Molly frowned. A country-rock star? A sports figure?

“Wild Bob Hickock the congressman,” Barbie explained. “He’s only in his first term in Washington, but he’s already making a big name for himself. I kinda thought everybody—”

“I don’t really follow politics these days,” Molly said, suppressing the additional phrase
Thank God.
Not having to read the
Times
seven days a week, with emphasis on the editorial and op-ed pages, was for her one of the very few (perhaps the only) positive results of Howard’s death.

“See, Bob’s going on to big things.
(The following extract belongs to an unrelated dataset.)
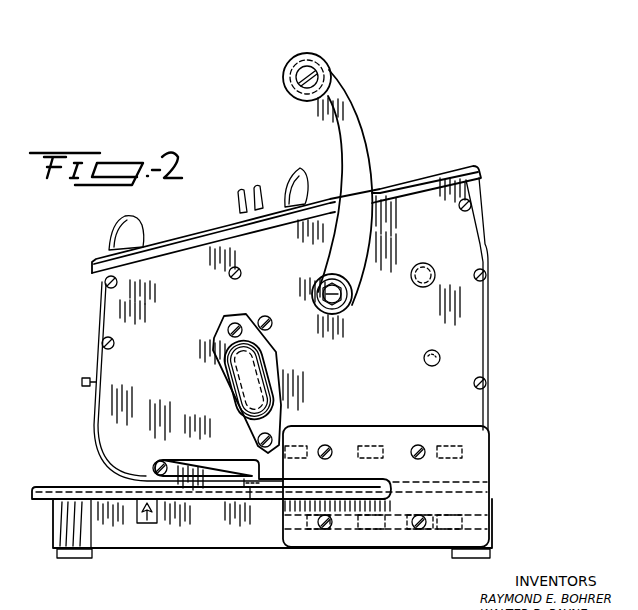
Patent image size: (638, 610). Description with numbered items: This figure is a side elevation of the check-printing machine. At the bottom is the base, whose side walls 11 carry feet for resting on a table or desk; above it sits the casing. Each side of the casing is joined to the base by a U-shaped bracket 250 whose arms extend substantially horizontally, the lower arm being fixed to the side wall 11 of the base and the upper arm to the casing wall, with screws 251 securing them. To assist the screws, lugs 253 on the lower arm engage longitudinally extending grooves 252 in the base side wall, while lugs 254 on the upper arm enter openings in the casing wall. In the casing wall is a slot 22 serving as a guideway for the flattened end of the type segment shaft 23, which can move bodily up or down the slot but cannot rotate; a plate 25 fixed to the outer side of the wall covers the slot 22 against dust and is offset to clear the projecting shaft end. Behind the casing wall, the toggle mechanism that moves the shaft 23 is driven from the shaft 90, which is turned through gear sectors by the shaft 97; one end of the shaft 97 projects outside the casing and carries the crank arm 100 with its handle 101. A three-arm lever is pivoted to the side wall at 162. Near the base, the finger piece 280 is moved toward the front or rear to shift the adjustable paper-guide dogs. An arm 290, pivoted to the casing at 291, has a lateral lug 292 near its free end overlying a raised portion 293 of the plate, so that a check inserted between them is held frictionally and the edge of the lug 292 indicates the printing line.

That’s what Mom says, and she knows, ’cause her family has been in politics for like forever. Bob could go real far, she says. He’s a natural. When he gets in front of an audience, they just about love him to death.”

“Really.”

“Everybody. Businessmen, or Boy Scouts, or old folks in a nursing home, or whatever.” Barbie, who was still holding two pieces of raisin bread, looked round dimly.

“The toaster’s over there.”

“Oh, thanks.” She fumbled with the controls. “See, the thing about Bob is, he’s really good looking. Six-five, and he’s got this great deep voice. And real curly hair and these sexy eyebrows, sorta like two blond caterpillars. That sounds dumb. I mean, caterpillars aren’t sexy, but you know, on Bob they are, believe me.”

“I believe you,” Molly said, though unconvinced.

“Mom told him she thought he should get them trimmed before he went on television, but Bob wouldn’t. He really loves his eyebrows. Sometimes he kinda pets them, like this.” As she demonstrated, Molly observed that Barbie’s own blonde eyebrows were more or less vestigial.

“Well, it must be nice to be married to someone like that,” Molly said, thinking how little she herself would have enjoyed it.